American singer, composer, producer, and actor (1916–1996)

Jerry Wayne (born Jerome Marvin Krauth; July 24, 1916 – September 15, 1996) was an American singer, composer, producer, and actor. He was born in Buffalo, New York.

Jerry Wayne was an actor, singer, and theatre producer. He is known for his contribution to music as a vocalist. In 1948, Wayne provided vocals to Ken Griffin's solo organ recording of "You Can't Be True, Dear". The recording was released by Rondo Records as catalog number 228 and quickly gained popularity, reaching the top of the Billboard Best Seller chart on April 2, 1948, where it stayed for seven weeks. It was also the sixth most popular song on the Billboard Top 100 for the year 1948.
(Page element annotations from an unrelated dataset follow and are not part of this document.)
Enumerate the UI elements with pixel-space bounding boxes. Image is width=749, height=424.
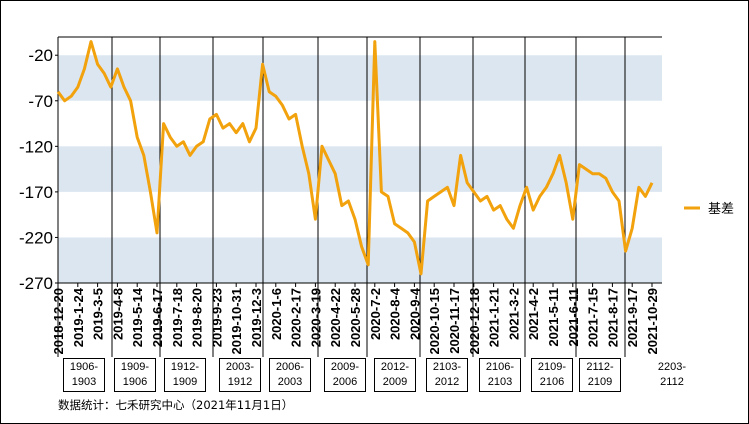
y-tick-label: -20 (28, 46, 53, 65)
legend-label: 基差 (708, 202, 734, 217)
x-tick-label: 2020-7-2 (368, 288, 383, 340)
x-tick-label: 2019-9-23 (209, 288, 224, 347)
x-tick-label: 2019-12-3 (249, 288, 264, 347)
contract-label: 2112-2109 (579, 358, 621, 392)
x-tick-label: 2021-7-15 (586, 288, 601, 347)
contract-label: 2103-2012 (426, 358, 468, 392)
y-tick-label: -170 (19, 183, 53, 202)
x-tick-label: 2020-4-22 (328, 288, 343, 347)
y-tick-label: -220 (19, 228, 53, 247)
contract-label: 2006-2003 (269, 358, 311, 392)
x-tick-label: 2020-3-19 (308, 288, 323, 347)
x-tick-label: 2021-4-2 (526, 288, 541, 340)
source-note: 数据统计：七禾研究中心（2021年11月1日） (58, 398, 294, 412)
contract-label: 1912-1909 (164, 358, 206, 392)
contract-label: 2109-2106 (531, 358, 573, 392)
x-tick-label: 2021-10-29 (645, 288, 660, 355)
x-tick-label: 2020-2-17 (289, 288, 304, 347)
contract-label: 2203-2112 (657, 361, 687, 388)
contract-label: 2003-1912 (219, 358, 261, 392)
contract-label: 1906-1903 (63, 358, 105, 392)
contract-label: 2009-2006 (324, 358, 366, 392)
x-tick-label: 2021-8-17 (605, 288, 620, 347)
x-tick-label: 2019-8-20 (190, 288, 205, 347)
x-tick-label: 2020-12-18 (467, 288, 482, 355)
x-tick-label: 2019-4-8 (110, 288, 125, 340)
x-tick-label: 2018-12-20 (51, 288, 66, 355)
x-tick-label: 2021-9-17 (625, 288, 640, 347)
y-tick-label: -270 (19, 274, 53, 293)
x-tick-label: 2021-3-2 (506, 288, 521, 340)
x-tick-label: 2019-6-17 (150, 288, 165, 347)
x-tick-label: 2021-1-21 (487, 288, 502, 347)
x-tick-label: 2019-10-31 (229, 288, 244, 355)
x-tick-label: 2020-11-17 (447, 288, 462, 354)
y-tick-label: -120 (19, 137, 53, 156)
contract-label: 2106-2103 (479, 358, 521, 392)
x-tick-label: 2019-1-24 (71, 287, 86, 347)
x-tick-label: 2019-3-5 (91, 288, 106, 340)
x-tick-label: 2020-8-4 (388, 287, 403, 340)
x-tick-label: 2020-1-6 (269, 288, 284, 340)
y-tick-label: -70 (28, 92, 53, 111)
contract-label: 2012-2009 (374, 358, 416, 392)
grid-band (58, 55, 662, 101)
x-tick-label: 2019-7-18 (170, 288, 185, 347)
x-tick-label: 2020-9-4 (407, 287, 422, 340)
series-line (56, 40, 654, 276)
x-tick-label: 2021-5-11 (546, 288, 561, 347)
x-tick-label: 2020-5-28 (348, 288, 363, 347)
x-tick-label: 2020-10-15 (427, 288, 442, 355)
x-tick-label: 2019-5-14 (130, 287, 145, 347)
x-tick-label: 2021-6-11 (566, 288, 581, 347)
contract-label: 1909-1906 (114, 358, 156, 392)
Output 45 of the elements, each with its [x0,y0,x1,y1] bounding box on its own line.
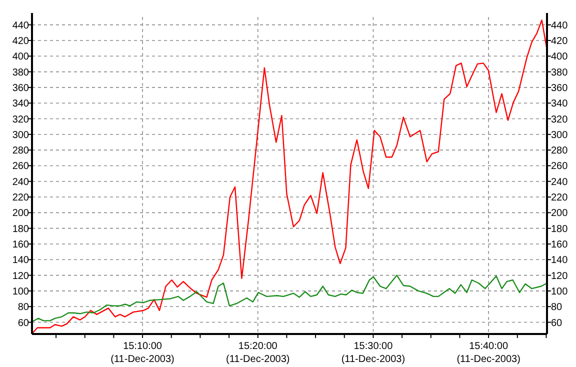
x-tick-label: 15:40:00 (11-Dec-2003) [456,341,520,365]
y2-tick-label: 180 [551,224,568,235]
y2-tick-label: 240 [551,176,568,188]
y-tick-label: 80 [18,302,30,314]
y2-tick-label: 360 [551,82,568,94]
y2-tick-label: 140 [551,255,568,266]
y-tick-label: 300 [12,130,30,141]
y2-tick-label: 80 [551,302,563,314]
y2-tick-label: 320 [551,114,568,126]
x-tick-label: 15:30:00 (11-Dec-2003) [341,341,406,365]
y-tick-label: 360 [12,82,30,94]
y-tick-label: 180 [12,224,30,235]
x-tick-label: 15:20:00 (11-Dec-2003) [226,341,290,365]
y2-tick-label: 60 [551,318,563,329]
y-tick-label: 380 [12,67,30,78]
y2-tick-label: 260 [551,161,568,172]
y-tick-label: 140 [12,255,30,266]
y2-tick-label: 300 [551,130,568,141]
y2-tick-label: 400 [551,52,568,63]
y-tick-label: 60 [18,318,30,329]
y2-tick-label: 380 [551,67,568,78]
y-tick-label: 440 [12,20,30,32]
x-tick-label: 15:10:00 (11-Dec-2003) [110,341,174,365]
y-tick-label: 100 [12,286,30,298]
y2-tick-label: 340 [551,98,568,110]
y-tick-label: 240 [12,176,30,188]
y2-tick-label: 280 [551,146,568,157]
y2-tick-label: 160 [551,239,568,250]
y2-tick-label: 200 [551,208,568,220]
y2-tick-label: 100 [551,286,568,298]
y-tick-label: 340 [12,98,30,110]
y2-tick-label: 120 [551,270,568,282]
y-tick-label: 420 [12,36,30,47]
y-tick-label: 200 [12,208,30,220]
y2-tick-label: 420 [551,36,568,47]
y-tick-label: 280 [12,146,30,157]
y-tick-label: 400 [12,52,30,63]
y2-tick-label: 220 [551,192,568,204]
y-tick-label: 260 [12,161,30,172]
line-series [32,274,548,322]
y-tick-label: 220 [12,192,30,204]
y-tick-label: 160 [12,239,30,250]
y2-tick-label: 440 [551,20,568,32]
y-tick-label: 320 [12,114,30,126]
y-tick-label: 120 [12,270,30,282]
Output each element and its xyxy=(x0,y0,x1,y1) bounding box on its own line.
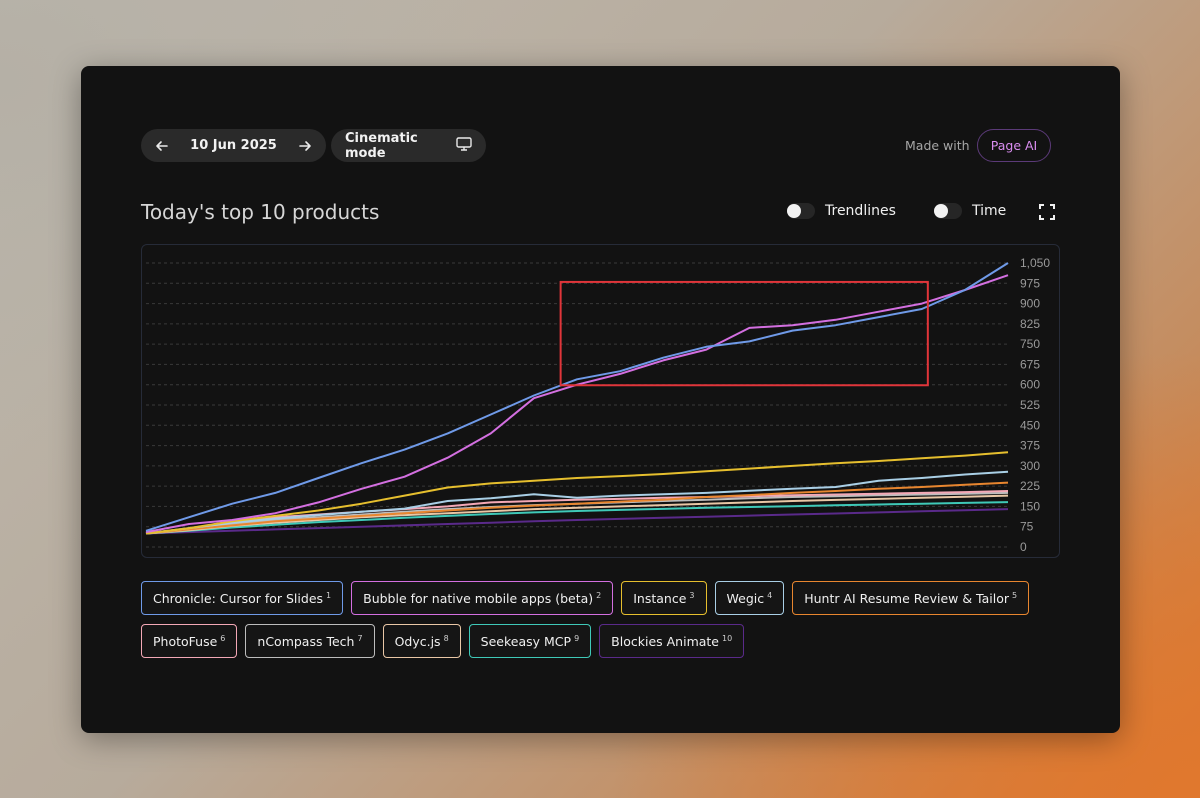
y-tick-label: 0 xyxy=(1020,540,1027,554)
y-tick-label: 600 xyxy=(1020,378,1040,392)
series-line-1 xyxy=(145,262,1009,532)
y-tick-label: 300 xyxy=(1020,459,1040,473)
series-line-8 xyxy=(145,494,1009,535)
series-line-4 xyxy=(145,470,1009,535)
series-line-5 xyxy=(145,481,1009,535)
time-switch[interactable] xyxy=(934,203,962,219)
legend-chip-label: PhotoFuse xyxy=(153,633,218,649)
legend-chip[interactable]: nCompass Tech 7 xyxy=(245,624,375,658)
date-navigator: 10 Jun 2025 xyxy=(141,129,326,162)
time-toggle[interactable]: Time xyxy=(934,203,1006,219)
series-line-10 xyxy=(145,508,1009,535)
legend-chip[interactable]: Chronicle: Cursor for Slides 1 xyxy=(141,581,344,615)
legend-chip-label: Wegic xyxy=(726,590,765,606)
legend-chip[interactable]: Huntr AI Resume Review & Tailor 5 xyxy=(792,581,1030,615)
y-tick-label: 450 xyxy=(1020,418,1040,432)
series-line-3 xyxy=(145,451,1009,535)
legend-chip[interactable]: Seekeasy MCP 9 xyxy=(468,624,592,658)
y-tick-label: 525 xyxy=(1020,398,1040,412)
series-line-6 xyxy=(145,490,1009,535)
time-label: Time xyxy=(972,203,1007,219)
cinematic-mode-button[interactable]: Cinematic mode xyxy=(331,129,486,162)
cinematic-mode-label: Cinematic mode xyxy=(345,130,418,161)
highlight-box xyxy=(559,280,929,387)
legend-chip-label: Chronicle: Cursor for Slides xyxy=(153,590,324,606)
y-tick-label: 675 xyxy=(1020,357,1040,371)
legend-chip-label: Seekeasy MCP xyxy=(480,633,572,649)
legend-chip-label: nCompass Tech xyxy=(257,633,355,649)
y-tick-label: 225 xyxy=(1020,479,1040,493)
trendlines-label: Trendlines xyxy=(825,203,896,219)
legend-chip[interactable]: Blockies Animate 10 xyxy=(599,624,745,658)
legend-chip[interactable]: Bubble for native mobile apps (beta) 2 xyxy=(351,581,614,615)
y-tick-label: 1,050 xyxy=(1020,256,1050,270)
legend-row: Chronicle: Cursor for Slides 1 Bubble for … xyxy=(141,581,1041,615)
line-chart: 0 75 150 225 300 375 450 525 600 675 750 825 900 975 1… xyxy=(141,244,1060,558)
legend-chip-rank: 7 xyxy=(357,633,363,643)
arrow-right-icon[interactable] xyxy=(296,137,314,155)
y-tick-label: 900 xyxy=(1020,297,1040,311)
page-ai-link[interactable]: Page AI xyxy=(977,129,1051,162)
y-tick-label: 375 xyxy=(1020,439,1040,453)
page-title: Today's top 10 products xyxy=(141,200,380,224)
legend-chip-rank: 10 xyxy=(722,633,733,643)
monitor-icon xyxy=(456,136,472,155)
y-tick-label: 750 xyxy=(1020,337,1040,351)
legend-chip-label: Huntr AI Resume Review & Tailor xyxy=(804,590,1010,606)
y-tick-label: 975 xyxy=(1020,276,1040,290)
y-tick-label: 825 xyxy=(1020,317,1040,331)
legend-row: PhotoFuse 6 nCompass Tech 7 Odyc.js 8 Seekeasy… xyxy=(141,624,1041,658)
current-date: 10 Jun 2025 xyxy=(190,138,277,153)
legend-chip-rank: 3 xyxy=(689,590,695,600)
legend-chip[interactable]: Instance 3 xyxy=(621,581,707,615)
legend-chip[interactable]: PhotoFuse 6 xyxy=(141,624,238,658)
legend-chip-rank: 6 xyxy=(220,633,226,643)
made-with-label: Made with xyxy=(905,138,970,153)
legend-chip-rank: 2 xyxy=(596,590,602,600)
legend: Chronicle: Cursor for Slides 1 Bubble for … xyxy=(141,581,1041,667)
leaderboard-card: 10 Jun 2025 Cinematic mode Made with Pag… xyxy=(81,66,1120,733)
legend-chip-rank: 8 xyxy=(443,633,449,643)
y-tick-label: 150 xyxy=(1020,499,1040,513)
legend-chip-label: Blockies Animate xyxy=(611,633,720,649)
legend-chip[interactable]: Odyc.js 8 xyxy=(382,624,461,658)
legend-chip-label: Odyc.js xyxy=(394,633,441,649)
trendlines-switch[interactable] xyxy=(787,203,815,219)
legend-chip-label: Bubble for native mobile apps (beta) xyxy=(363,590,594,606)
series-line-9 xyxy=(145,501,1009,535)
chart-svg: 0 75 150 225 300 375 450 525 600 675 750 825 900 975 1… xyxy=(145,256,1050,554)
legend-chip-rank: 4 xyxy=(767,590,773,600)
legend-chip-rank: 9 xyxy=(574,633,580,643)
trendlines-toggle[interactable]: Trendlines xyxy=(787,203,896,219)
arrow-left-icon[interactable] xyxy=(153,137,171,155)
legend-chip-rank: 5 xyxy=(1012,590,1018,600)
legend-chip[interactable]: Wegic 4 xyxy=(714,581,785,615)
legend-chip-rank: 1 xyxy=(326,590,332,600)
y-tick-label: 75 xyxy=(1020,520,1034,534)
fullscreen-icon[interactable] xyxy=(1038,203,1056,221)
legend-chip-label: Instance xyxy=(633,590,687,606)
He played romantic gambler Sky Masterson in the original West End musical production of Guys and Dolls in London. As a film actor, Wayne is known for his role as Bobby Denver in the 1955 film As Long as They're Happy.

In the summer of 1948, Wayne hosted The Jerry Wayne Show on CBS Radio.

Wayne was the father of Jeff Wayne, who gained fame for his 1978 recording Jeff Wayne's Musical Version of The War of the Worlds. This concept was originally Jerry's idea, and also he collaborated with his son on the 1992 musical album Jeff Wayne's Musical Version Of Spartacus.

Jerry Wayne died on September 15, 1996, in Hertfordshire, England, aged 80.